Use this list to check if you’re set.
Category | Question for the Small Business Owner | Yes/No |
Profit | Has your company made good, steady money for at least 2-3 years? | |
Is the profit margin big enough to cover your royalty and provide income for a franchisee? | ||
Ability to Copy | Can you write down your main business processes in a handbook (or are they already documented)? | |
Can you train a new owner to run the business up to your standards in a fair amount of time? | ||
Power of the Brand | Do customers in your current market trust and like your business a lot? | |
Have you registered your business name and logo as a trademark? | ||
Room to Grow | Can your suppliers handle the needs of multiple locations without problems? | |
Taking Charge | Are you ready to switch from doing the work to teaching and helping others? | |
Money | Do you have enough money to pay for the legal and system development costs needed to start? |
Answering these questions with the guidance of an msme business coach can provide the clarity needed to make the right decision.
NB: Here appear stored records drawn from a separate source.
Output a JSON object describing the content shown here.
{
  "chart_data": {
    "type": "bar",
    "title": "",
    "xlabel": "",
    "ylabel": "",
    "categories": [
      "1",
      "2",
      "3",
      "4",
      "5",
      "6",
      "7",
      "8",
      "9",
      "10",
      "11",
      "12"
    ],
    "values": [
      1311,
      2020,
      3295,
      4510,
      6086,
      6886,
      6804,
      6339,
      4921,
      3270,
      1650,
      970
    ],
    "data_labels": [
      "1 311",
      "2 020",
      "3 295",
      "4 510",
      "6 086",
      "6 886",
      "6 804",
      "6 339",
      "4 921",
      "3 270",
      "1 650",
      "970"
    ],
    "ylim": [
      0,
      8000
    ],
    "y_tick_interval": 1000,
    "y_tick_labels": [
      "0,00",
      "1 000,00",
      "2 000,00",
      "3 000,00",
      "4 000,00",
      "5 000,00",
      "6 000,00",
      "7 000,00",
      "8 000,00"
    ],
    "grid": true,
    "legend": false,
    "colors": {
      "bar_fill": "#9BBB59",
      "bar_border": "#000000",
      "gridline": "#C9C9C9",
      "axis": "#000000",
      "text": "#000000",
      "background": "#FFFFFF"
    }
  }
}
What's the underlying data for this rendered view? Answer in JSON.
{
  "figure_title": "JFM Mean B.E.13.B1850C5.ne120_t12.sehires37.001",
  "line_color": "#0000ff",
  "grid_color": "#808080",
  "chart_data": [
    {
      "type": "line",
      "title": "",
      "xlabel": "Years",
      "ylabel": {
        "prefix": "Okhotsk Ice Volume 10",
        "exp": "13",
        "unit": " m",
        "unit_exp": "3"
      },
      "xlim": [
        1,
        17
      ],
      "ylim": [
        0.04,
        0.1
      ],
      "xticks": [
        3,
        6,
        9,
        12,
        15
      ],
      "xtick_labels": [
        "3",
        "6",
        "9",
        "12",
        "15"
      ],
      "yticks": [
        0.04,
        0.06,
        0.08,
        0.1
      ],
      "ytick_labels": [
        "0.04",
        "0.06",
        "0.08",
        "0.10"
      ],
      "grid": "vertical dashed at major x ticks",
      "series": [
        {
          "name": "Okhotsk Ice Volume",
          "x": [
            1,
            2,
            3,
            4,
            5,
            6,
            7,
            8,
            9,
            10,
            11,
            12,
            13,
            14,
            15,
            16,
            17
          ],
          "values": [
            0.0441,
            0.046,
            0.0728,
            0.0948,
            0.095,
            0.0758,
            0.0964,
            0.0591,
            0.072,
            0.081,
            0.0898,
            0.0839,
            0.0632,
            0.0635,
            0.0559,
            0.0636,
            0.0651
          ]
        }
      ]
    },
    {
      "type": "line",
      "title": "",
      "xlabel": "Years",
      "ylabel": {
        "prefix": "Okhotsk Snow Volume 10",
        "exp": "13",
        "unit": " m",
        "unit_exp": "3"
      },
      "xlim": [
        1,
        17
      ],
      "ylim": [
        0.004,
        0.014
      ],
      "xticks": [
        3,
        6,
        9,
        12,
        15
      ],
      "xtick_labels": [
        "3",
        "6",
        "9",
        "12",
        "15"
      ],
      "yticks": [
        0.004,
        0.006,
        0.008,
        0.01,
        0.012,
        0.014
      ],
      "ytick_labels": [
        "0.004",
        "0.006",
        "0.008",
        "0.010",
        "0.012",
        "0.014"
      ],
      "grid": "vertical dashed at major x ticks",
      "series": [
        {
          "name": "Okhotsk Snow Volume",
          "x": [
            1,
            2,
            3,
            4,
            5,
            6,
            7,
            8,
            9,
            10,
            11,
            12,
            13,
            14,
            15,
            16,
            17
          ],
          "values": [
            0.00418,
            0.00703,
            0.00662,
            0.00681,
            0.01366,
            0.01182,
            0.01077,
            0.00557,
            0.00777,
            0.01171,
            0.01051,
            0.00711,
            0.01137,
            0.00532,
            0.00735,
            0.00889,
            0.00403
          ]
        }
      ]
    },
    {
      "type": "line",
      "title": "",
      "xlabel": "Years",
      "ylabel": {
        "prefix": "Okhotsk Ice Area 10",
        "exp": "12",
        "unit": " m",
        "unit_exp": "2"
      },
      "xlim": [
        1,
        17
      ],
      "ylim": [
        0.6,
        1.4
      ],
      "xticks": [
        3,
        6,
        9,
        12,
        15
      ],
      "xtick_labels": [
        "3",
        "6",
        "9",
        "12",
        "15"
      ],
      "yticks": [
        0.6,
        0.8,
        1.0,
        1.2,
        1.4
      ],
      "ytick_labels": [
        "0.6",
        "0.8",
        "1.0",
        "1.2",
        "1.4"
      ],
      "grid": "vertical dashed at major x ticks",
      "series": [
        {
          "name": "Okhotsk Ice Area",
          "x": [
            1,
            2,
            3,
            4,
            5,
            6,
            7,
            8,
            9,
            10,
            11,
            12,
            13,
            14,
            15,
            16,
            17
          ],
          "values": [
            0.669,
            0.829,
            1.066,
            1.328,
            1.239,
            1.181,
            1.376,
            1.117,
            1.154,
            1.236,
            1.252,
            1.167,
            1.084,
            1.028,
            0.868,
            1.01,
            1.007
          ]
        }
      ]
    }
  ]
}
Part 2 – What We Can Learn from the Indian Market?
Looking at real-life examples and available franchising business opportunities can give us valuable insights.
Success Stories –
Brands like Haldiram’s, Jawed Habib, and Lenskart show what’s possible.
- Haldiram’s did well because they were very strict about quality.
- Jawed Habib showed that you can franchise a service business by turning his special skills into a system anyone can learn.
- Lenskart proved how to mix a modern tech business with a franchise model to build trust.
A Warning Story –
Papa John’s crash in India serves as a clear red flag.
- They didn’t change their menu as per the taste that suits local flavours, and couldn’t keep up with companies like Domino’s, which knew the market inside out.
- This proves that even a flawless system collapses if it ignores the special rules of the Indian market.
Final Thoughts
We’ve talked about a lot, from the basics of how a franchise works to the big question of whether it fits you.
The franchisee gives up some freedom to get a tested system and lower risk. The franchisor hands over direct control to grow fast without spending much money.
For the MSME owner thinking about this option, the choice has a huge impact. If you plan to franchise your business, you need to change your entrepreneurial skills into a system that others can learn and follow. Your role will shift to guiding your partners, not just managing your own company.
This is where ongoing business coaching and mentoring become essential for both the franchisor and new franchisees.
If you’re thinking of buying a franchise, your success will come from executing a playbook, not from writing your own.
For the right MSME, one that has proven itself, has systems in place, and is set for a new phase, a franchising business can be the ultimate way to boost growth and turn a beloved local business into a lasting nationwide success story.